ABSTRACT

The origins of this paper are twofold: firstly, a long time interest in the role of the Creative Arts in schools, especially Drama, which I first encountered during my P.G.C.E. year in the mid 1960s in the English department of the London University Institute of Education. ( 1 ) Secondly, I am a strong advocate of Educational Ethnography ( 2 ) and its development into what is now a highly productive and vibrant, classroom-based research tradition. The data on Ms Floral, an exponent of pupil-centred Creative Drama, was gathered during fieldwork I undertook in the Lower School of Victoria Road, a large 11-18 Comprehensive in Seatown, South Wales, on initial encounters between teachers and their new cohort of entrants. I concentrated on one form (1Y) and followed members as they moved from lesson to lesson, tape recording, interviewing and observing. Although my fieldwork stretched over a year, most of the data was gathered during an intensive eight week period at the start of the autumn term.

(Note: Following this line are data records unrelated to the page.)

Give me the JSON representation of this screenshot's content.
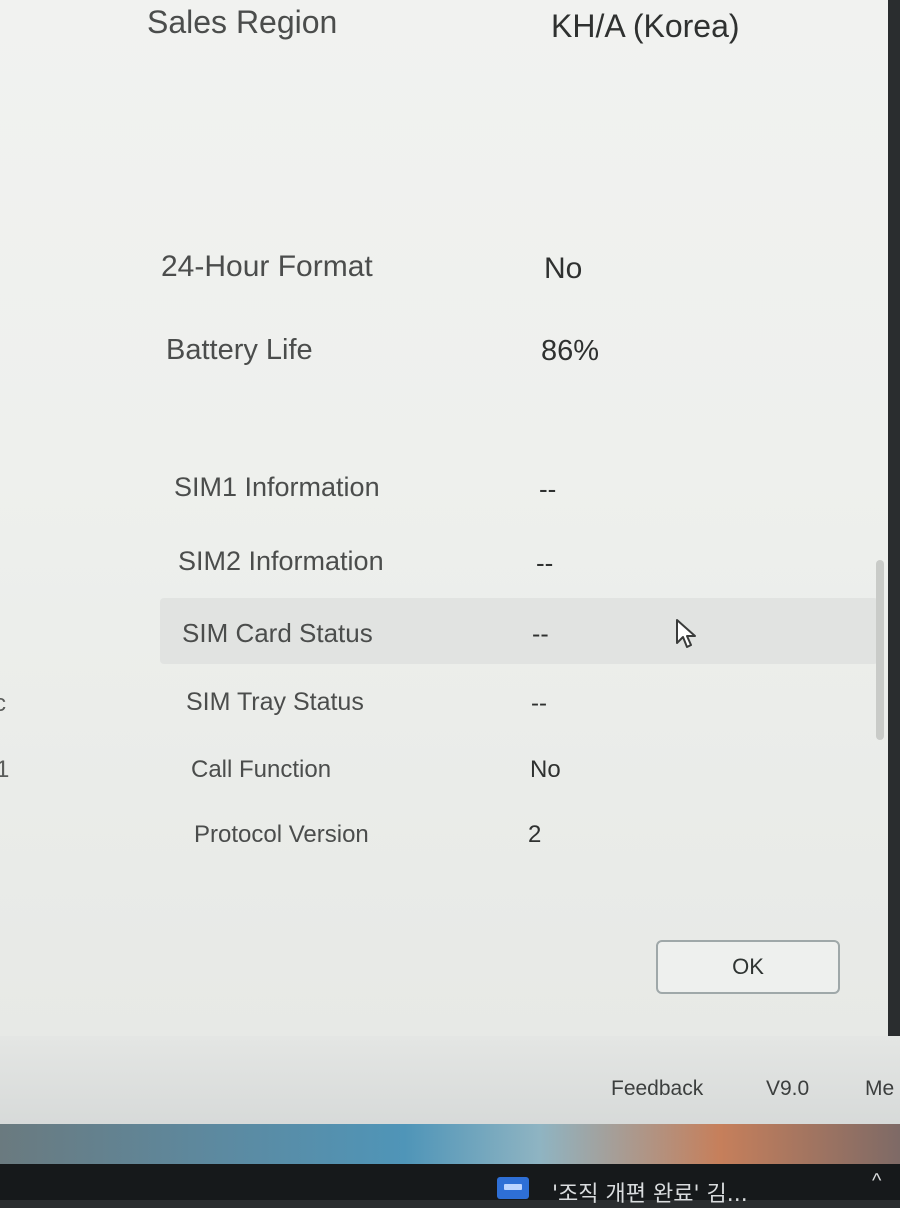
{
  "info_rows": [
    {
      "label": "Sales Region",
      "value": "KH/A (Korea)"
    },
    {
      "label": "24-Hour Format",
      "value": "No"
    },
    {
      "label": "Battery Life",
      "value": "86%"
    },
    {
      "label": "SIM1 Information",
      "value": "--"
    },
    {
      "label": "SIM2 Information",
      "value": "--"
    },
    {
      "label": "SIM Card Status",
      "value": "--"
    },
    {
      "label": "SIM Tray Status",
      "value": "--"
    },
    {
      "label": "Call Function",
      "value": "No"
    },
    {
      "label": "Protocol Version",
      "value": "2"
    }
  ],
  "dialog": {
    "ok_label": "OK"
  },
  "footer": {
    "feedback_label": "Feedback",
    "version_label": "V9.0",
    "menu_label": "Me"
  },
  "taskbar": {
    "notification_text": "'조직 개편 완료' 김...",
    "tray_chevron": "^"
  },
  "left_edge_glyphs": [
    "c",
    "1"
  ],
  "colors": {
    "selected_row": "#e1e3e1",
    "dialog_background": "#f0f1ef",
    "taskbar": "#16191b"
  },
  "icons": {
    "cursor": "mouse-pointer-icon",
    "taskbar_app": "app-window-icon"
  }
}
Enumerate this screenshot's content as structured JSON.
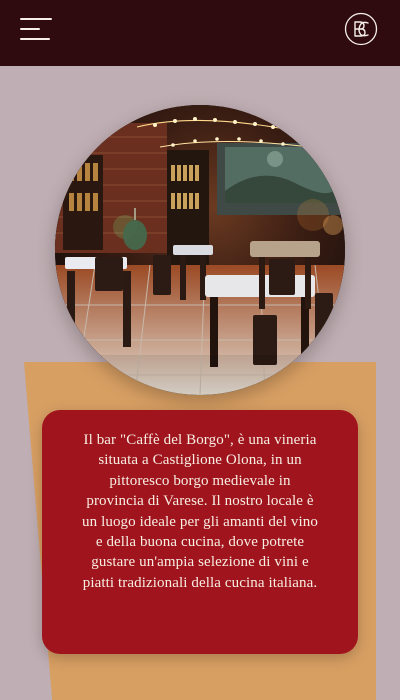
{
  "header": {
    "menu_icon": "hamburger-menu-icon",
    "logo_icon": "caffe-del-borgo-monogram-logo",
    "colors": {
      "background": "#2f0b0f",
      "foreground": "#f6efe9"
    }
  },
  "main": {
    "hero_image": "restaurant-interior-photo",
    "description": "Il bar \"Caffè del Borgo\", è una vineria situata a Castiglione Olona, in un pittoresco borgo medievale in provincia di Varese. Il nostro locale è un luogo ideale per gli amanti del vino e della buona cucina, dove potrete gustare un'ampia selezione di vini e piatti tradizionali della cucina italiana.",
    "colors": {
      "page_background": "#bfaeb3",
      "accent_band": "#d89f63",
      "card_background": "#a0141e",
      "card_text": "#f7eee2"
    }
  }
}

I was particularly interested in how teachers presented themselves, their subjects, and their ground rules and how, in turn, pupils responded to this ‘grooving-in’ (Smith and Geoffrey, 1968). I set out to identify the strategies used by both parties during this crucial period of socialization, rule-inculcation and procedure establishment. By strategies I mean routinized adaptations to circumstances, the nature of which dictate that there is often little time for deliberation before a move has to be made or a decision taken. Ms Floral was one of fourteen teachers I worked with closely and whose lessons I observed (see Beynon, 1985).